I Want You Back gets the honor of Rule #4. To refresh your memory, I don’t do horror films, I don’t want to be depressed, and I’m a sucker for a true story. From here on, any movie that has Jimmy Durante singing “The Glory of Love” gets extra bonus points. Last week, Amazon Prime tried to get you in the mood for Valentine’s Day with Book of Love. If at first you don’t succeed, then try . . . I Want You Back. Notwithstanding its lofty 89% Rotten Tomatoes rating, it’s not a whole lot better. Similar to Death on the Nile, the film does have a nice wedding cruise on the Savannah harbor, but not much else.
Peter loves Anne, wants to get married, buy a house, and have kids. Ditto for Emma who’s dated Noah for the last eighteen months. Coincidentally, both are told on the same day, “I want to break up with you.” As you might expect, both are crushed, neither expected this blow. Of even greater coincidence, Peter and Emma work in the same building and find each other crying in the stairwell. Karaoke and heavy drinking follow, followed by conspiracy. Of the six major characters, none have much chemistry with the others, very strange for a rom-com.

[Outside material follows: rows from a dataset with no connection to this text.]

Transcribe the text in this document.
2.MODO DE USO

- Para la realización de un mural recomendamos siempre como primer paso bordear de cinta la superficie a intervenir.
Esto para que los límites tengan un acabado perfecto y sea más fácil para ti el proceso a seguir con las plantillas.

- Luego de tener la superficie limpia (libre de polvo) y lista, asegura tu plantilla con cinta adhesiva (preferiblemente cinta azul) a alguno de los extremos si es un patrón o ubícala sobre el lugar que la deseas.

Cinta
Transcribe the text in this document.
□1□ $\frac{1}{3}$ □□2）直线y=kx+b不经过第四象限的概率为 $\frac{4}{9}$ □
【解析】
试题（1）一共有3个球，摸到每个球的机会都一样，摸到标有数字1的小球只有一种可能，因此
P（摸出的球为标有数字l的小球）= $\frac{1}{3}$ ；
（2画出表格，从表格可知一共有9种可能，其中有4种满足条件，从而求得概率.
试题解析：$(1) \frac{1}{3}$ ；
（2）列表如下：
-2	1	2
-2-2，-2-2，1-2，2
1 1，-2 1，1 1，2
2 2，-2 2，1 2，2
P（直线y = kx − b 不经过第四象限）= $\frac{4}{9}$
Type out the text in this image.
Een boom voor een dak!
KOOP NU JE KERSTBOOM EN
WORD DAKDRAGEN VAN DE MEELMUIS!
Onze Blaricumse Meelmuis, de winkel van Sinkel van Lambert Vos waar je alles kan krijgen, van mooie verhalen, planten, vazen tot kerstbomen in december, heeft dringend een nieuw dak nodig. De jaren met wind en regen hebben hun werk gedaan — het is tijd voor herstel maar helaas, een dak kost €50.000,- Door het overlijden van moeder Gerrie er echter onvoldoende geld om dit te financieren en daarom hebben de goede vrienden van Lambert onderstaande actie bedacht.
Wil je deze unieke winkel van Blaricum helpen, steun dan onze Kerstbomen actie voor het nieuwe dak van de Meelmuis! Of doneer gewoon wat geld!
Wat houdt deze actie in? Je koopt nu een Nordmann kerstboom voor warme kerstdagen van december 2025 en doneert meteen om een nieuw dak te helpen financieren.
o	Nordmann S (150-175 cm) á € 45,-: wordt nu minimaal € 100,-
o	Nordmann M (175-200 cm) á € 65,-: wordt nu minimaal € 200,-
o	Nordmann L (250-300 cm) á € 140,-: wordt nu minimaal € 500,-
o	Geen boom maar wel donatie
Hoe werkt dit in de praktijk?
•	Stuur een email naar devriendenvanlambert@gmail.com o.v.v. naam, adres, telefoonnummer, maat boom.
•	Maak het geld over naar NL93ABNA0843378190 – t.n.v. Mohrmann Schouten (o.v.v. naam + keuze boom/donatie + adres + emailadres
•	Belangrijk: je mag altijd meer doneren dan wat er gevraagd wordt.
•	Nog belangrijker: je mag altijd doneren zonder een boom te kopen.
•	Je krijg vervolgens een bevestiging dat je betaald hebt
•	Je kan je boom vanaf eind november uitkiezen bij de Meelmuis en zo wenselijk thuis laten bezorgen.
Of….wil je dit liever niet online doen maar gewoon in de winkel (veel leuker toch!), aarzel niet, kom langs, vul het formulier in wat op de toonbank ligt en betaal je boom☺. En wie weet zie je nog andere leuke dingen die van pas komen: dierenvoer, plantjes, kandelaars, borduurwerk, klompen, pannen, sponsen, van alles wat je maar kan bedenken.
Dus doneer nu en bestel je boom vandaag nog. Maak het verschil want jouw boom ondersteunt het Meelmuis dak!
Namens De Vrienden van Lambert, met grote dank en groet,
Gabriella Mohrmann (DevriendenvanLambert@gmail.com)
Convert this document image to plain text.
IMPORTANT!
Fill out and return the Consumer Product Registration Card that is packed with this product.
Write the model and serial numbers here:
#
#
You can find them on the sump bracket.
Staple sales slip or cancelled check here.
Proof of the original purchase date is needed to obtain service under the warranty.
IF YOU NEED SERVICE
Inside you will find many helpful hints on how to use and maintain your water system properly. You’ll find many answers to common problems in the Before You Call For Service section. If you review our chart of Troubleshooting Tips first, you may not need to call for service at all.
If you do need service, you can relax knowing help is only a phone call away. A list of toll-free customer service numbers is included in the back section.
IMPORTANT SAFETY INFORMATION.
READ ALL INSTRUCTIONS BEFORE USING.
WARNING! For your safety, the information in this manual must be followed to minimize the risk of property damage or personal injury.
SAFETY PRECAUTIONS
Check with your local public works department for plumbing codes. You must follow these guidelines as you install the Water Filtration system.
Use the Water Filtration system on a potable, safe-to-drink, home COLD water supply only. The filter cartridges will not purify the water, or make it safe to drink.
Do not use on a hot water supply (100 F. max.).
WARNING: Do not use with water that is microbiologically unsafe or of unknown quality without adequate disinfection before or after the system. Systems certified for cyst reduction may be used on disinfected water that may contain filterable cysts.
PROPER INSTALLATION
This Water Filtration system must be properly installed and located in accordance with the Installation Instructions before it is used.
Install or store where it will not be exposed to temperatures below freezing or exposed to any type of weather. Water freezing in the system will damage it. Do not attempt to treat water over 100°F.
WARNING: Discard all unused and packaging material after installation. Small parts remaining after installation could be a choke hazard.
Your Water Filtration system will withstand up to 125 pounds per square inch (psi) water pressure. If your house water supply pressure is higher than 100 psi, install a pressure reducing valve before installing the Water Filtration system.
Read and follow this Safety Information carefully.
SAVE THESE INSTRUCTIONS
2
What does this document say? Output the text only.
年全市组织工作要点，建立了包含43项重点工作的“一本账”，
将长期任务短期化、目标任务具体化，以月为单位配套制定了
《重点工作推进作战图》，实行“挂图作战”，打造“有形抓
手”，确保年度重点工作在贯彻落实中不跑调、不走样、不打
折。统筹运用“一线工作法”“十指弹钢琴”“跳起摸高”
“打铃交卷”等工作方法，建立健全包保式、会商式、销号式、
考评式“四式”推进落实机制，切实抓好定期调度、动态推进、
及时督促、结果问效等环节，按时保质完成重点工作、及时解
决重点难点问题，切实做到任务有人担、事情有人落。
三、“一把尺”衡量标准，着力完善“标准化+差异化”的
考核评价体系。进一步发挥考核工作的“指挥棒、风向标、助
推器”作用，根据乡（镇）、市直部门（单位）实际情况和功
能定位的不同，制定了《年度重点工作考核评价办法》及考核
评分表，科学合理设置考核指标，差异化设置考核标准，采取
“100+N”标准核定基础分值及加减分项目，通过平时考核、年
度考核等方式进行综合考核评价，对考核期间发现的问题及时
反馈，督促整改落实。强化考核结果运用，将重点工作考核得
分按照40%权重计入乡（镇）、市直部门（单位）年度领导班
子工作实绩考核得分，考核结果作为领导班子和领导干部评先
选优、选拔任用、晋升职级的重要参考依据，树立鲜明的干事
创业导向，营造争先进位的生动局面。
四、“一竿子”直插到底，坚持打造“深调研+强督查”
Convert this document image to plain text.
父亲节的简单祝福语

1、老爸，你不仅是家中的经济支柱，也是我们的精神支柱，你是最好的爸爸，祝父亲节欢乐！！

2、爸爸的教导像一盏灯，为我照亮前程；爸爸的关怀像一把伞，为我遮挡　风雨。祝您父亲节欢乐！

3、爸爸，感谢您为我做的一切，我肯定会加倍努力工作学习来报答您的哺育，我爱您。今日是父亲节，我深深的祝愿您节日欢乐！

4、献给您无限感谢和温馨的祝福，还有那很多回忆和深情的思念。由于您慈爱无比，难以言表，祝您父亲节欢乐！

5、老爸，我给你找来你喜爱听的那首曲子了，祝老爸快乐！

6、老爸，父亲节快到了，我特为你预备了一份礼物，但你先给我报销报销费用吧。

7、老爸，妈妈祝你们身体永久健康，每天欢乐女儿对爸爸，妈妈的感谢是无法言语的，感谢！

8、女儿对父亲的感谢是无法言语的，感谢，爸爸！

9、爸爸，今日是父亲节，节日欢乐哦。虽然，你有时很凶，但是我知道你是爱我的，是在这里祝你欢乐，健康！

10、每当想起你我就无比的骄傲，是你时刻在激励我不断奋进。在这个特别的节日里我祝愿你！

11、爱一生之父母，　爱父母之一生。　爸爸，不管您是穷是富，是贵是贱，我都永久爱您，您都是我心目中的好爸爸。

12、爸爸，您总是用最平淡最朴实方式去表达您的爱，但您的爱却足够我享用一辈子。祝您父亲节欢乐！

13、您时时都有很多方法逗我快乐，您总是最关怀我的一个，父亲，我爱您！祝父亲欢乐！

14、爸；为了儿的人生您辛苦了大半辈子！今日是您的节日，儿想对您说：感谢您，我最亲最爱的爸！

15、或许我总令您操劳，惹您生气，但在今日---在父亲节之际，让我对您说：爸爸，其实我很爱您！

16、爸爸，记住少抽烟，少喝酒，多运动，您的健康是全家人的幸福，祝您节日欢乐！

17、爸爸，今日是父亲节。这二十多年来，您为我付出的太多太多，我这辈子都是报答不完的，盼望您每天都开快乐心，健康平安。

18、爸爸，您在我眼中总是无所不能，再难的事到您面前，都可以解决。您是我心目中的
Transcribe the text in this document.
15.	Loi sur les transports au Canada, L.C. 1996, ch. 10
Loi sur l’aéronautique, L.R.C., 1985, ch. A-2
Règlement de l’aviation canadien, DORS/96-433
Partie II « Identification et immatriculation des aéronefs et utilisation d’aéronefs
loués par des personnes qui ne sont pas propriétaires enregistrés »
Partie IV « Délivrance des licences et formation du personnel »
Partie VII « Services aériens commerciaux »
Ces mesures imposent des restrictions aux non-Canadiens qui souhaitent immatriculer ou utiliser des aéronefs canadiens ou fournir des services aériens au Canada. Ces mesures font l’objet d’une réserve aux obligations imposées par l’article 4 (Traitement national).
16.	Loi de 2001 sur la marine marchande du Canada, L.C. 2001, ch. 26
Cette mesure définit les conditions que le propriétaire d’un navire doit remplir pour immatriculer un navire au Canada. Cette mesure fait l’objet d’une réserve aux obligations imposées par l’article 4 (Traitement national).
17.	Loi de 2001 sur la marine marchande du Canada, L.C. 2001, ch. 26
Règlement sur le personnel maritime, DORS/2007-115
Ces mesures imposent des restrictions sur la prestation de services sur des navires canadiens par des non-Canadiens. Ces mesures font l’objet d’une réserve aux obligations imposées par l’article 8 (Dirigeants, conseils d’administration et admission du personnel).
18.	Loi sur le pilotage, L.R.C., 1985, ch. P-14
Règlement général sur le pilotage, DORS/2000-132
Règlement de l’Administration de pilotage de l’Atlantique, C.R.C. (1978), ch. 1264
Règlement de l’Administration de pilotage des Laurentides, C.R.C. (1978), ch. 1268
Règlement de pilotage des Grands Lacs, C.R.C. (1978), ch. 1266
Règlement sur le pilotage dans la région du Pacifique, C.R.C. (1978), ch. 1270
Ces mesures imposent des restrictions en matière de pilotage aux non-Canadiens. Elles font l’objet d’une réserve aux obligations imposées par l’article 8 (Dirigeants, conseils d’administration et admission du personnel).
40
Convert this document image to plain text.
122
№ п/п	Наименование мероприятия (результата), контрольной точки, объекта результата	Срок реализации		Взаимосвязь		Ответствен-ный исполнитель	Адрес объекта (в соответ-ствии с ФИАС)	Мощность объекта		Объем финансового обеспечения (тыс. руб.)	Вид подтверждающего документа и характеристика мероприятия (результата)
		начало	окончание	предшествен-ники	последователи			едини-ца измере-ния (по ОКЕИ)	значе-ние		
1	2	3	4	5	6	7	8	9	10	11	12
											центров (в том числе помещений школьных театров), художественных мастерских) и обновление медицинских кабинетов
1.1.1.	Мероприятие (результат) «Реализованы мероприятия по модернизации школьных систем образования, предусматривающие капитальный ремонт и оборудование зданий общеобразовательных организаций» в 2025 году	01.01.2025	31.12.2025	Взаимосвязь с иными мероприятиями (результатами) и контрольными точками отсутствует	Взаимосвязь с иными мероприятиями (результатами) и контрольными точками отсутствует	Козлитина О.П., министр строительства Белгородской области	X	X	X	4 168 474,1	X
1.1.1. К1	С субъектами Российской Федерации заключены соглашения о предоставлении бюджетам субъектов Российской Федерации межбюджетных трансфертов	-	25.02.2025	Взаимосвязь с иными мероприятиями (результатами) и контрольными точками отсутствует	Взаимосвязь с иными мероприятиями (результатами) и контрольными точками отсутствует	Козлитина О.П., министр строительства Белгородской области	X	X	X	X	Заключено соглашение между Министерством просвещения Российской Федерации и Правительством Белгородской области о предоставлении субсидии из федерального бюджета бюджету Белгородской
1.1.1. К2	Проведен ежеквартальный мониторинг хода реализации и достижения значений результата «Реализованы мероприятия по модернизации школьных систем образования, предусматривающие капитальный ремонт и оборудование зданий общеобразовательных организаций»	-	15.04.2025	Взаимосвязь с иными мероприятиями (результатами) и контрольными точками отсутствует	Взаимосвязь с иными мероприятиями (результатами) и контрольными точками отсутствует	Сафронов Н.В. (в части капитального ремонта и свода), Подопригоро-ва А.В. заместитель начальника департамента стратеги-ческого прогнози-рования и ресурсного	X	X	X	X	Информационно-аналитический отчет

Admittedly, we don’t see much of Noah’s new love, Ginny. The viewer spends significant time with Anne’s new beau, Logan, but he certainly doesn’t appear to be her knight in shining armor. Overall, I’m much less impressed than the critics and give I Want You Back 3.0 Gavels and it receives a 6.7/10 IMDb score.
Plot
What’s the plan to get their true loves back? Emma will seduce Logan which will convince Anne to go back to Peter. In exchange, Peter will befriend Noah and secretly undermine his relationship with Ginny. In the meantime, Peter and Emma become Sadness Sisters, i.e., they will call each other instead of their exes. Won’t paths eventually cross? Did they really think everything through?
Actors
Charlie Day (Pacific Rim Uprising) and Jenny Slate (Venom) portray Peter and Emma. By now, you probably guessed that, despite their shenanigans, they develop feelings for each other. They really don’t mesh. Day’s humor is snappy, frenetic almost. Slate is more whiny, acerbic. Casting an opposite for these two is a formidable problem. I suggest this was a miss. Gina Rodriguez (Jane the Virgin), a fine actress, totally wasted as Anne, has little to do but smile. Scott Eastwood continues to build his resume as Noah, although I might suggest this is a step backward.
Final Thoughts
Emma does have a nice turn as a mentor to Trevor, and as Audrey in a grade school dress rehearsal of Little Shop of Horrors. Kudos to Ms. Slate for that. Suddenly Seymour is a hit! Still, there’s not enough of those moments to go around. The “threesome” scene is just cringeworthy.
“It sounds good on paper, but this particular onscreen execution is awkward and forced.” Observer
“Slate and Day don’t have the appropriate zip to be a cheer-for-them romantic couple, but we also rarely see them together enough to ever get invested in the possibility they could work out.” IndieWire
Even with bonus points, I’m not that enthralled with I Want You Back. More like, let’s just remain friends.